February 22nd 2022

Publication on website "Atlas of good teaching”

The project "Caring Communities for People with Support Needs" was nominated for the Ars Docendi State Award for Excellent Teaching 2021 and recognized and published as an example of good teaching at the Department of Social Work at MCI | The Entrepreneurial School®.

Poster Caring Communities  © MCI
Poster Caring Communities © MCI

The project was implemented in the course "Project Work". The course is part of the module "Applied Research & Development" in the curriculum of the Master's program "Social Work, Social Policy and Social Management" at the Department of Social Work at MCI | The Entrepreneurial School®.

The course aims to familiarize students with methods and instruments of Social Work research and to apply them to current research projects. Interdisciplinary or networked thinking is to be promoted in the implementation of theoretical knowledge in practice.

 

Short summary of the project "Caring Communities for People with Support Needs"

The interlinking of research, teaching and practice is an essential part of university education. The course "Project Work - Caring Communities" focuses precisely on this by combining a practice research project with teaching. Students were thus given the opportunity to plan and carry out a complex research project and present the results.

This evaluation project on the subject of ‘Inclusive Living’ was carried out at the Department of Social Work at MCI | The Entrepreneurial School® in the academic year 2017/18.

In 2016 Lebenshilfe Tirol dissolved a residential home for people with learning difficulties and multiple disabilities.

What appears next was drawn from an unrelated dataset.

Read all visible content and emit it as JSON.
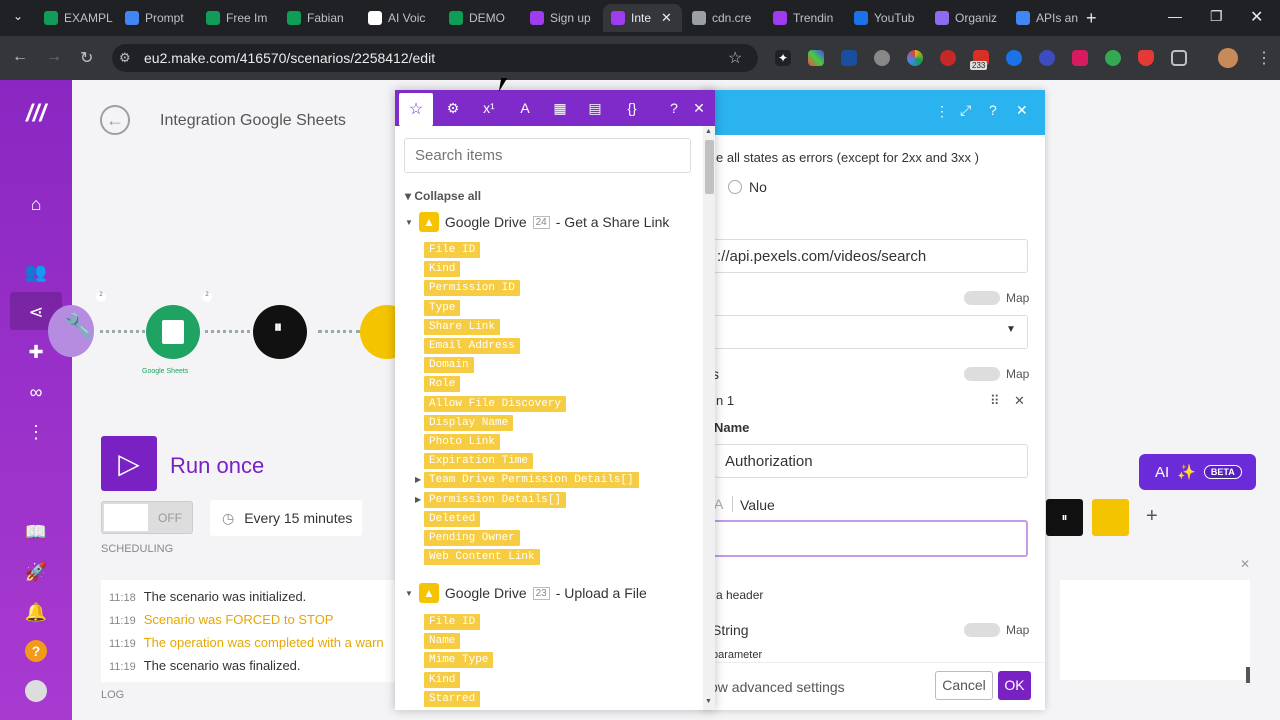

Since then, eight people have been living in pairs in flats in a residential neighbour-hood. The new form of housing should give people with support needs more independence and self-determination and to promote integration into the social environment.

The project course focused on three perspectives (residents, staff and neighbourhood) using qualitative and quantitative methods in a mixed-methods approach to investigate the effects of this form of self-determined living, in an innovative design that follows the quality standards of inclusive research. A peer researcher (person with intellectual disability) advised and supported the research group. The results were presented to the residents, their relatives, the team, different stakeholders and the neighbourhood using an animated film in easy language and World Café discussion groups.

Project Management: FH-Prof.in Mag.a Dr.in Eva Fleischer, DAS (MCI) und Lorenz Kerer, MSc. (Lebenshilfe Tirol)

Project Team: Adelheid Bachler, BA; Karin Guggenberger, BA; Julia Heuvelmann, BA; Sabine Kröll, BA; Magdalena Meindlhumer, BA; Lisa Moser, BA; Laura Schramm, BA; Svenja Schüürmann, BA; Anna-Lena Wessel, BA; Angelika Wittek, BA, Simon Prucker

Behind the project "Atlas of Good Teaching" is a website for the exchange of ideas and experiences in the field of higher education teaching. Good practice examples are made publicly available as a generic "online reference work".  Through its function as an overview tool and for the mutual exchange of information, the website is intended to support the continuous improvement of quality in teaching and to make corresponding activities visible.

 

Who is behind the website?

In spring 2013, the Austrian University Conference set up a working group to strengthen the quality of university teaching. The working group consists of representatives of uniko, FHK, the Conference of Senate Chairs, ÖPUK, ÖH, the Science Council and BMWFW and aims to develop recommendations for the further development of quality in teaching and strengthening the reputation of teaching.